Jumat, 10 Januari 2014

Problem Islam dan Politik Perspektif “Kritik Nalar Politik” Muhammad Abed al-Jabiri [1]

Ahmad Baso

“Menurut saya seharusnya kita menghindari sebutan “ilmaniyah” (sekularisme) dari kamus pemikiran (politik) Arab. Sebagai gantinya, kita memakai wacana “demokrasi” dan “rasinalisme”, karena keduanya ini menunjukkan dengan tepat kebutuhan masyarakat Arab. Demokrasi berarti penghargaan atas hak-hak individu dan kelompok; sedang rasionalisme berarti bahwa sebuah prilaku politik menjadikan akal, ukuran logika dan nilai-nilai etika sebagi prinsip dasarnya, bukan atas dasar ambisi, fanatisme, dan interes-interes pribadi. ...demokrasi dan rasionalisme (dalam politik) tidaklah mesti berarti mengabaikan faktor Islam...”
__ Muhammad Abed al-Jabiri

Muhammad Abed al-Jabiri, pemikir asal Maroko kelahiran 1936, lebih dikenal dengan proyek “Kritik Nalar Arab”-nya.
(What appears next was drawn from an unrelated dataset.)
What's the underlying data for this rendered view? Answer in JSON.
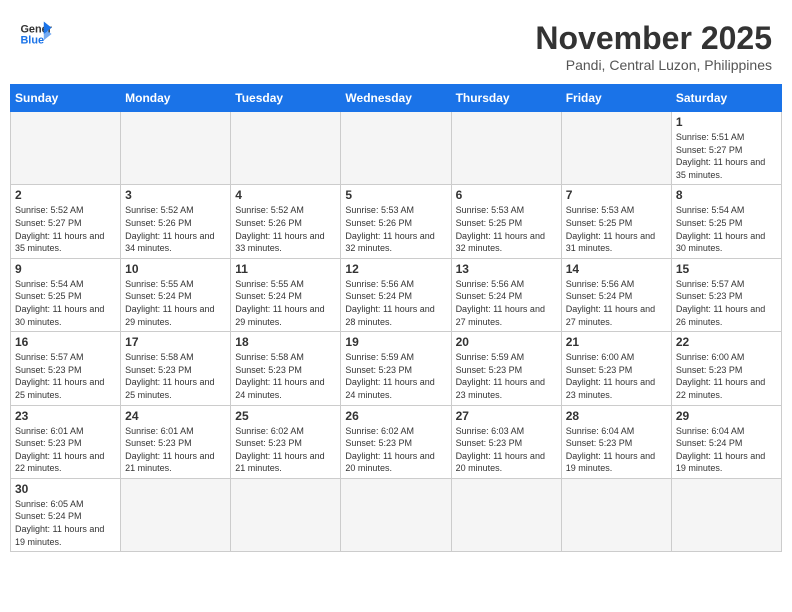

Dalam membangun tradisi kritik dalam pemikiran Islam ini al-Jabiri membutuhkan tak kurang dari 20 tahun, sejak awal 1970-an, yang dihabiskan untuk menghasilkan sebuah buku, di antaranya yang terkenal adalah trilogi Naqd al-‘Aql al-‘Arabi (terdiri dari 1200 halaman lebih).[1] Belakangan ini, al-Jabiri mulai menekuni persoalan hubungan antara Islam dan politik, atau apa yang disebutnya sebagai “al-‘Aql al-Siyasi al-‘Arabi”.[2]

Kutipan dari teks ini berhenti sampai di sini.